Likewise: “Stand fast in the freedom wherewith Christ has set you free, and do not submit again to the yoke of slavery. Now I, Paul, say … that if you receive circumcision, Christ will become of no advantage to you.… And every man who receives circumcision is a debtor to the whole law. For any of you who are justified by the law, Christ has become of no advantage; you have fallen away from grace” [Gal. 5:1–4].
These passages surely contain something loftier than freedom of ceremonies!
John Calvin, Institutes of the Christian Religion & 2, ed. John T. McNeill, trans. Ford Lewis Battles, vol. 1, The Library of Christian Classics (Louisville, KY: Westminster John Knox Press, 2011), 835.
Mention of the incident at Antioch leads Paul on to assert plainly that Jews and Gentiles alike are justified by faith in Christ and not by legal works.
It is preposterous, he adds, for those who by faith have received the Spirit to go back to reliance on keeping the law.
The gospel proclaims the fulfilment of the promise made by God to Abraham. All the nations were to be blessed with him, and since it was by faith that he received the blessing, so it is with them. The law, far from conveying a blessing, pronounces a curse on the lawbreaker.
From this curse Christ has redeemed his people by absorbing it in himself through his death by crucifixion. Thus, they receive the blessing promised to Abraham—that is, they receive the Spirit through faith.
The superiority of the gospel over the law is shown also in the fact that Abraham received the promise centuries before the law was given. A testamentary disposition, once validated, cannot be invalidated by any subsequent provision; so, the promise, confirmed by God, cannot be set aside by the law.

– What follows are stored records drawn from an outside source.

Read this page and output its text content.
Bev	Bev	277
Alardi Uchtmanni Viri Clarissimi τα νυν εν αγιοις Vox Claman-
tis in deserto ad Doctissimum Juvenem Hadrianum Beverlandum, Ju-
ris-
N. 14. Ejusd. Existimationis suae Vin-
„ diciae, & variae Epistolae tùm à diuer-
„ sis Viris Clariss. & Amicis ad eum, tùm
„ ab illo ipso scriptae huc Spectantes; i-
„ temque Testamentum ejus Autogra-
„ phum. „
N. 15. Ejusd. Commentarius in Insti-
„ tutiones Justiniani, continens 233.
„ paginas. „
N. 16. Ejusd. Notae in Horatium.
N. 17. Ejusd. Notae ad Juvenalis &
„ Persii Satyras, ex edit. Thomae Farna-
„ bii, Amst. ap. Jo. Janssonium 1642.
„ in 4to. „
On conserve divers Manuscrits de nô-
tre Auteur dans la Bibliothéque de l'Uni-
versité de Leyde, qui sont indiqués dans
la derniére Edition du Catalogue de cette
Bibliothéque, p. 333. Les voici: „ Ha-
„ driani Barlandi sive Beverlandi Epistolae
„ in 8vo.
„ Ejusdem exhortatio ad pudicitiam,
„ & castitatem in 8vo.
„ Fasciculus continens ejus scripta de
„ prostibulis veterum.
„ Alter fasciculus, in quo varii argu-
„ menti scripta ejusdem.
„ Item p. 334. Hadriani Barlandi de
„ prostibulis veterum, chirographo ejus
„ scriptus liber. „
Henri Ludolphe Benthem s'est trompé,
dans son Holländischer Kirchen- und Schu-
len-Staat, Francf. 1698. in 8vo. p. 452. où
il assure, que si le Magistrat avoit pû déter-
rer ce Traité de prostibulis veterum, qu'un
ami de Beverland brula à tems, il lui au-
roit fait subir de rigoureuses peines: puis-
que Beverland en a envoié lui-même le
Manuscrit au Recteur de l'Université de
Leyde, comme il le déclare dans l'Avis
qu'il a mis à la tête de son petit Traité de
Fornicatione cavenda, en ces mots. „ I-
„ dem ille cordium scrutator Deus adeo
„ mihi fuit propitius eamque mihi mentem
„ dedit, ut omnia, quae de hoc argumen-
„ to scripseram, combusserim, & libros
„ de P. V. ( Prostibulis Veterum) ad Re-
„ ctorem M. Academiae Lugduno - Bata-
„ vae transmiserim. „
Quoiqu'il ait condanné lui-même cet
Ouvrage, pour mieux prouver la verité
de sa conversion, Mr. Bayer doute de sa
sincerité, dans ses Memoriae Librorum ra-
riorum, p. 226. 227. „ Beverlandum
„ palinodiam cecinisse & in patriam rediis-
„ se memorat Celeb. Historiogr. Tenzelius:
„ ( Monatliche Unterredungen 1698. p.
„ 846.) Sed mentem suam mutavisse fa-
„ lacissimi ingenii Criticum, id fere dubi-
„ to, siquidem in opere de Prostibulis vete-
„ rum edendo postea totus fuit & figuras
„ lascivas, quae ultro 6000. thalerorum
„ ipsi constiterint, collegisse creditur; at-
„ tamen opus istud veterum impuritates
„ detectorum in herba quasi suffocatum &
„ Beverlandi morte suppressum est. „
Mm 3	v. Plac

The law was given not to impart life but to increase the sum-total of sin; the promise, with the righteousness and life which it secures, is obtained not through keeping the law but through faith in Christ.
The law, in fact, is like a slave-attendant placed in charge of a freeborn child until he attains his majority. The people of God have attained their majority through faith in Christ; in him they have entered a new order of existence, in which distinctions of the old order become irrelevant.
Until the child comes of age, although he is potentially heir to a rich estate, he is not given his liberty but is treated like a slave. So, we remained under the control of the law until the coming of Christ.
He has redeemed us from legal bondage and given us a new status as mature and responsible sons and daughters of God. It is sons and daughters, not slaves, who receive the Spirit and are enabled by him to call God ‘Abba, Father’, as Jesus himself did. How can one who has come of age desire to be restricted all over again by the leading strings of infancy?
Paul then appeals to the Galatians to give him the same confidence and affection as they did when first he came to them. They are indeed his dear children, but they have been misled by troublemakers who simply wish to swell the number of their personal followers.
He next recalls the Genesis story of the expulsion of Hagar and Ishmael in favour of Sarah and Isaac, to show that it is those who enjoy the freedom of the Spirit, not those who are enslaved to the law, that are trueborn children of God. The Galatians have been set free by Christ: let them not turn back the clock and submit to bondage again.
F. F. Bruce, The Epistle to the Galatians: A Commentary on the Greek Text, New International Greek Testament Commentary (Grand Rapids, MI: W.B. Eerdmans Pub. Co., 1982), 135–136.